Harmonics are most commonly generated through saturating analog components. The resulting distortion creates harmonically related frequencies that are musically pleasing and provide auditory cues that ripple up the frequency spectrum into the 400 Hz - 6K range. If applied well, it can add that note to a small speaker system.

To hear an example of this with a regular bass guitar, watch this video excerpt; hear how producer / mixer Greg Wells (Adele, Katy Perry) uses his ToneCentric plugin to add subtle harmonic content, allowing it to be better represented in the upper mid range of the frequency spectrum. First he A/Bs the plugin in solo, and then in the context of the mix:

And in this video, watch how mix engineer Miles Walker (Beyoncé, Usher, Sia) uses the Vitamin Sonic Enhancer to add harmonic content to tracks throughout his mix. Using a combination of EQ, compression and saturation, the Vitamin plugin is an easy way to add representation into the "small speaker" range:

6. Mix for mono compatibility

Many small speaker systems are either mono, or the stereo speakers are so close together that they are effectively mono in terms of our perception. As a result, checking your mix in mono is critical to getting the mix to translate well. There is good reason why so many mixers today pan the most important instruments to center and make the side signals loud. Try to keep your “wider than stereo” processing to special effects, and off of primary instruments. Otherwise, they will probably disappear in mono.

7. Compress liberally

One of the most effective ways to achieve loudness is through liberal use of compression. This does not mean that you need to crush everything through a single limiter, but rather layer compression for better control on individual tracks, stems and the mix buss. Do not be afraid to subtly layer more than one compressor onto the same track.

Setting up analog tape emulations on individual tracks is a great way to control peaks, add valuable harmonic content and warm up the sound. Aggressive parallel compression chains also can go a long way to bringing the RMS energy closer to the peak signal levels of the mix without destroying the dynamics of the song.

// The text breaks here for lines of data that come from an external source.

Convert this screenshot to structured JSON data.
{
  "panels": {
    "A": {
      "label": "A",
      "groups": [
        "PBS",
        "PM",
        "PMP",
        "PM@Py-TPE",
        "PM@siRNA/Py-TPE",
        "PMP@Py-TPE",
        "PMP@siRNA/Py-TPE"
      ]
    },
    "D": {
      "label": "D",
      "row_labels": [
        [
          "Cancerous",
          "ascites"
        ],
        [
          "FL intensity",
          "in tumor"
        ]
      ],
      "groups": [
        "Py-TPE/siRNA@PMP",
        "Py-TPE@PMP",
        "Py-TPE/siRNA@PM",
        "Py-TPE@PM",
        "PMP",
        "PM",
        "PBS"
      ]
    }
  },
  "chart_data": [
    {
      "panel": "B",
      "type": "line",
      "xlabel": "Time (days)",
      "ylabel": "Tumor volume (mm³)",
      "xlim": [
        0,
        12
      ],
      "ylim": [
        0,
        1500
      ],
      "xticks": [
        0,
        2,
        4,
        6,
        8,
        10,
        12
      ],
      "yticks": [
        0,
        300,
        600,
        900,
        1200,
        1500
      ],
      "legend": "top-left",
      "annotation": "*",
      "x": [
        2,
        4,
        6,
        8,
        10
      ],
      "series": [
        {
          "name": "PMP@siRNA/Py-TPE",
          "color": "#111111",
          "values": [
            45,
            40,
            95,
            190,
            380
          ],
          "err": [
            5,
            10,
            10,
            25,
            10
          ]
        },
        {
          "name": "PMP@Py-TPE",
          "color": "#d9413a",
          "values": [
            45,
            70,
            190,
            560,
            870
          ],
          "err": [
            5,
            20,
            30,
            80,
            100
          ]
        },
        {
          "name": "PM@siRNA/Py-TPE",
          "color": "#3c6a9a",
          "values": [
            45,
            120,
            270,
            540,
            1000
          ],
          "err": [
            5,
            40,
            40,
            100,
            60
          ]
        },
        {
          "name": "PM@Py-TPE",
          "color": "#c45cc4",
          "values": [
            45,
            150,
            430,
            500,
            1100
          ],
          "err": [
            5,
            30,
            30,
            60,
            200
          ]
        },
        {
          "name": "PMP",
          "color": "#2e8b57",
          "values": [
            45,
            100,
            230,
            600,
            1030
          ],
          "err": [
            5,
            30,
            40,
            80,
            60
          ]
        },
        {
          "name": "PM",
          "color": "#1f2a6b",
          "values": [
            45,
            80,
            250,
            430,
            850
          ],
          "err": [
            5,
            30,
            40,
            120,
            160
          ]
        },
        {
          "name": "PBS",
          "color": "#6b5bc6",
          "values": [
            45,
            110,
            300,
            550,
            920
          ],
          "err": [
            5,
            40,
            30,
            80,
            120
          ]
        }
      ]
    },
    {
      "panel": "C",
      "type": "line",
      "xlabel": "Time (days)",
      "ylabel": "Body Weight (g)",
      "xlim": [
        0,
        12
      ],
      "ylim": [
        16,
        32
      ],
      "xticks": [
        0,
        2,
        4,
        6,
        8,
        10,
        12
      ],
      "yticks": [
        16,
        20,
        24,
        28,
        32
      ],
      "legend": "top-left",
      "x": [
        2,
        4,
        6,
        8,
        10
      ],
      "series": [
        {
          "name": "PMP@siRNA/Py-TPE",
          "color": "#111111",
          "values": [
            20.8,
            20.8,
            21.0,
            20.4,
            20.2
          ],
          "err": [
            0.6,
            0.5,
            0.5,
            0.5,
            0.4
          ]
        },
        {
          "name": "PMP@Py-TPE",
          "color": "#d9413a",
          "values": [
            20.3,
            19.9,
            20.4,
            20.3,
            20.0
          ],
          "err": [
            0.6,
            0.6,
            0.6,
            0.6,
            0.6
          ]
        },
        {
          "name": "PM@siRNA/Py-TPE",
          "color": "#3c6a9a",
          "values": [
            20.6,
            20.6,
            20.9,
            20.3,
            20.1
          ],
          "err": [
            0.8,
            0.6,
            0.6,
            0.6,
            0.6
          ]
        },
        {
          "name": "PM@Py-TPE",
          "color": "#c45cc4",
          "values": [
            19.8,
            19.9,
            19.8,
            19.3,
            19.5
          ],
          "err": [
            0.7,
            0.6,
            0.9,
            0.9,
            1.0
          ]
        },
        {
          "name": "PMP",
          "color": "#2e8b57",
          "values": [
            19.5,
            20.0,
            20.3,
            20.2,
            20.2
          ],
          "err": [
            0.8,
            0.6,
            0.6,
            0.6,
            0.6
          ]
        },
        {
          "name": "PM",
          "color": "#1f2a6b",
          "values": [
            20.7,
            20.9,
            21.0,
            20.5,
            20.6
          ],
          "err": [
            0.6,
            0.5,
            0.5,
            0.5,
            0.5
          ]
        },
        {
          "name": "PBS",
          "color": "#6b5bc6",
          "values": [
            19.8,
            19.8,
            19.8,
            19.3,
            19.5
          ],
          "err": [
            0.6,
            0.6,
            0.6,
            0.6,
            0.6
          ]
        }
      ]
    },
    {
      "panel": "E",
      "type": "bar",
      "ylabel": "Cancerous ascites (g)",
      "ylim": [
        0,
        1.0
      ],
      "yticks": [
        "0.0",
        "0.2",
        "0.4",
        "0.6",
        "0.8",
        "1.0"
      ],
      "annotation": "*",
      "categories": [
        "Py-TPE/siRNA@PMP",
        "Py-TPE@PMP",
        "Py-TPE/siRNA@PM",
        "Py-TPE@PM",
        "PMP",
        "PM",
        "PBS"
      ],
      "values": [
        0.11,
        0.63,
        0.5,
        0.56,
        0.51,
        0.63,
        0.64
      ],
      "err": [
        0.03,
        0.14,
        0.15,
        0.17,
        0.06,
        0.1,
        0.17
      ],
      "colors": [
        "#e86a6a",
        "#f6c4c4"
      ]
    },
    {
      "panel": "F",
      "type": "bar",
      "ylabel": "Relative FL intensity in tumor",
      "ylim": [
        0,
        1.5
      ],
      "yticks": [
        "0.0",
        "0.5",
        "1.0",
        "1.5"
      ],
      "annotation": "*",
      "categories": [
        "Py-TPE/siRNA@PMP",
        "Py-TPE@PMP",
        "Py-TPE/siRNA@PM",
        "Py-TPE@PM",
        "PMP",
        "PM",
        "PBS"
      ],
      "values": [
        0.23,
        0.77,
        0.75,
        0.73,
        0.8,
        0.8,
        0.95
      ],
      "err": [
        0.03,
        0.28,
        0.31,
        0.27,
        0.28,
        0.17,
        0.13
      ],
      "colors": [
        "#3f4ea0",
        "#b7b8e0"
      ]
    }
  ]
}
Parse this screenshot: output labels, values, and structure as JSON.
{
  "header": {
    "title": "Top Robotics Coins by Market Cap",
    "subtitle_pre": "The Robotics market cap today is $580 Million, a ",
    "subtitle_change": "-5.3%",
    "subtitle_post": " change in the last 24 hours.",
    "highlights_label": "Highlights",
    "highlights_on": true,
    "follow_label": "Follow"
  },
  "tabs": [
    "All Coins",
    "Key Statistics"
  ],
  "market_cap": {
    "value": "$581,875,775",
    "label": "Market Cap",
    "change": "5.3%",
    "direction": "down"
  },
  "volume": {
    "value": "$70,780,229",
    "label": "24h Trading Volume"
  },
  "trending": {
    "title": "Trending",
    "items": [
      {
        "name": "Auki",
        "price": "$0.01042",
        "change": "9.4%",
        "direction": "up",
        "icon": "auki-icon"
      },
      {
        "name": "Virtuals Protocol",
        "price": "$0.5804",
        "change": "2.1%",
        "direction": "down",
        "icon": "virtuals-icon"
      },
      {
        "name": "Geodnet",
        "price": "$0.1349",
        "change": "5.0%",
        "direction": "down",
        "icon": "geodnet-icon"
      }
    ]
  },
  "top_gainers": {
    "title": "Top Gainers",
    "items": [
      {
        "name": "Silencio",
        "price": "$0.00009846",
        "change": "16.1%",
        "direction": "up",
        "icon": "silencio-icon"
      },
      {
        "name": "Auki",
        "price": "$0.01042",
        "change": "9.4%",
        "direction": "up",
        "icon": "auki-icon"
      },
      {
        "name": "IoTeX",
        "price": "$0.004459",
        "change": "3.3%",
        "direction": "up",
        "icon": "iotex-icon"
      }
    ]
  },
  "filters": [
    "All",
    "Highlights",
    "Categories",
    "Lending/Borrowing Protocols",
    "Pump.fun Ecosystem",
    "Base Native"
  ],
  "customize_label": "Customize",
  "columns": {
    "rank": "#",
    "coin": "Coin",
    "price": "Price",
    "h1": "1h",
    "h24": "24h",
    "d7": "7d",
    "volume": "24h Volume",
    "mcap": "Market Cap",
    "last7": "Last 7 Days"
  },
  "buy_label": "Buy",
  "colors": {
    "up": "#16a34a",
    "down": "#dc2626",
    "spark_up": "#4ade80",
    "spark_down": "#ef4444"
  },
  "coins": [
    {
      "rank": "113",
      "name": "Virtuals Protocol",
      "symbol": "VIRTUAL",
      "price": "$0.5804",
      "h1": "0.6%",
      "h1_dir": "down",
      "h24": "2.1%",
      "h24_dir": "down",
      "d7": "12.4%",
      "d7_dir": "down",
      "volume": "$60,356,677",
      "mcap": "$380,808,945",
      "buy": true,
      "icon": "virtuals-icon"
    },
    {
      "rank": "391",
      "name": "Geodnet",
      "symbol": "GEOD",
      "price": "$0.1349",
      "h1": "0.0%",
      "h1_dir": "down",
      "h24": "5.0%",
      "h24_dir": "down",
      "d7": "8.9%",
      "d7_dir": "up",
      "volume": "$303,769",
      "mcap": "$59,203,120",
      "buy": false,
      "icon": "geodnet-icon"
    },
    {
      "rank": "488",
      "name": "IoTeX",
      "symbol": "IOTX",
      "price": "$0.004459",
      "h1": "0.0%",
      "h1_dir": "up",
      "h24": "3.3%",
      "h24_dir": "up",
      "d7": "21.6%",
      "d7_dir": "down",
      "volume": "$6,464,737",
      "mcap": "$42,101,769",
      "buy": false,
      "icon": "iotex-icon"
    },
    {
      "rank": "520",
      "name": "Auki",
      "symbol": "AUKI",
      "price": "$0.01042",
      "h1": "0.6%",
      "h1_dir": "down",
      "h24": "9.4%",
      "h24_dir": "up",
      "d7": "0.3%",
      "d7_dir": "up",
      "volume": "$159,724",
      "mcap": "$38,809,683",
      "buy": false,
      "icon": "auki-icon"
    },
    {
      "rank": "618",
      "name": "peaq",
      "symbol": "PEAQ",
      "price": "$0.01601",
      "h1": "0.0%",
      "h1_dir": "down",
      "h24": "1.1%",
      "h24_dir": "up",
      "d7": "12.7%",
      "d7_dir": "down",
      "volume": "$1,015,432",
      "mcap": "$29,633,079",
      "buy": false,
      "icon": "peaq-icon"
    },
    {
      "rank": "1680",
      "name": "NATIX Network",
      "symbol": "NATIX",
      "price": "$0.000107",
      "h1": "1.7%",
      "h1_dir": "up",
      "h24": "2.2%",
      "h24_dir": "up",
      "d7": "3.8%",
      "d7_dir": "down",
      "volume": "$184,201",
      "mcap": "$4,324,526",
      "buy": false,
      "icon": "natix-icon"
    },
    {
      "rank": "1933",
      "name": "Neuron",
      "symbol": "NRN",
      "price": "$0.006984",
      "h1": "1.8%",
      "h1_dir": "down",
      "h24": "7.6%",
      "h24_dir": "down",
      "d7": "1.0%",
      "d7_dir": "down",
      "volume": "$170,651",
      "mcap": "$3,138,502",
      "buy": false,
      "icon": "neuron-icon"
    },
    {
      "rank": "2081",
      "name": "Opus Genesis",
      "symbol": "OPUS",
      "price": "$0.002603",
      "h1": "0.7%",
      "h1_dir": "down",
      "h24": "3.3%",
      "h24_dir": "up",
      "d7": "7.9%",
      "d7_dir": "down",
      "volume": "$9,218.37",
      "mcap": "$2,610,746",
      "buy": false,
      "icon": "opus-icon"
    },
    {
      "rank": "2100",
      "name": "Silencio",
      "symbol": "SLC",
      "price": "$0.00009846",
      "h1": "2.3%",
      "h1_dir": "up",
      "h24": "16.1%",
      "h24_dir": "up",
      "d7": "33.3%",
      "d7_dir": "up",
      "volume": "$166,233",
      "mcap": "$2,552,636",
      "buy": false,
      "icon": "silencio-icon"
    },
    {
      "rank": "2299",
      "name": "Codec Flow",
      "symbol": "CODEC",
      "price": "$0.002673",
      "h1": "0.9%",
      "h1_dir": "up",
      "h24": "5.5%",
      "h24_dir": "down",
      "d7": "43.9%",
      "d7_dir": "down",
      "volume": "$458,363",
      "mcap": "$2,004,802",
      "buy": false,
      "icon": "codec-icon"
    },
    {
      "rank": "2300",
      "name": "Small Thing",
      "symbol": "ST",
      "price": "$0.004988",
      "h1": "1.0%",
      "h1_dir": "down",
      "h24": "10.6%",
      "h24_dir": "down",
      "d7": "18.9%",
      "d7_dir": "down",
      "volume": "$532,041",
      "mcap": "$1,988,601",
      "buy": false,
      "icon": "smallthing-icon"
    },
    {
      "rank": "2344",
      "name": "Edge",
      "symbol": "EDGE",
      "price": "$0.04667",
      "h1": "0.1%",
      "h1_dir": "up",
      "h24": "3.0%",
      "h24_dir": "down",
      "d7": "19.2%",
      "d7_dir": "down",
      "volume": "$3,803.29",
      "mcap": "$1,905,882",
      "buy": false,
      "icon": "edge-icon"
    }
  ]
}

In this video, watch how Graham from the Recording Revolution does exactly that: he brings up the energy of his whole mix without destroying the dynamics, using the SSL G Master Buss Compressor as a a 'rear buss,' or parallel compressor:

Also, watch as Graham from the Recording Revolution shows how he double-stacks compressors onto a lead vocal track, using the CLA-2A with an SSL E Channel compressor:

8. Listen, and use trial and error

Getting your mixes to translate to small speaker systems should not have a negative impact on monitoring with full-frequency systems. Many of the techniques outlined here are not major reconstructions, but are relatively minor adjustments. If they are applied as a part of your normal mix workflow, you will likely find that your mixes translate well to smaller systems with minimal extra effort.

Be patient! The process of getting your mixes to translate well to any device is no easy task, and is something engineers have been working toward for decades. Begin by following the techniques and advice that you've learned here. Listen to commercial music through small speaker systems whenever you get the chance; it’s important to find references that translate well on small speakers, and to see what they sound like in your studio.

A little history…



Making mixes translate to small speakers has been going on for years – even before the time of smartphones. The use of Auratone Super Sound Cubes in professional studios goes all the way back to the 1960s; their purpose was to serve as a reference speaker that would represent consumer speakers found in radios and cars. They quickly became an industry standard for mix engineers worldwide.

The related mixing techniques were similar then as well. Though there weren't nearly as many compressors readily available as with DAWs today, almost every analog stage of the recording and mixing process would provide forms of limiting, compression and saturation.

Mono compatibility was also a huge part of mixing due to AM radio and TV broadcast standards before cable TV. What’s old is new! The same techniques apply today, and are as equally effective in getting your mixes to translate better to all sorts of speaker systems, big and small.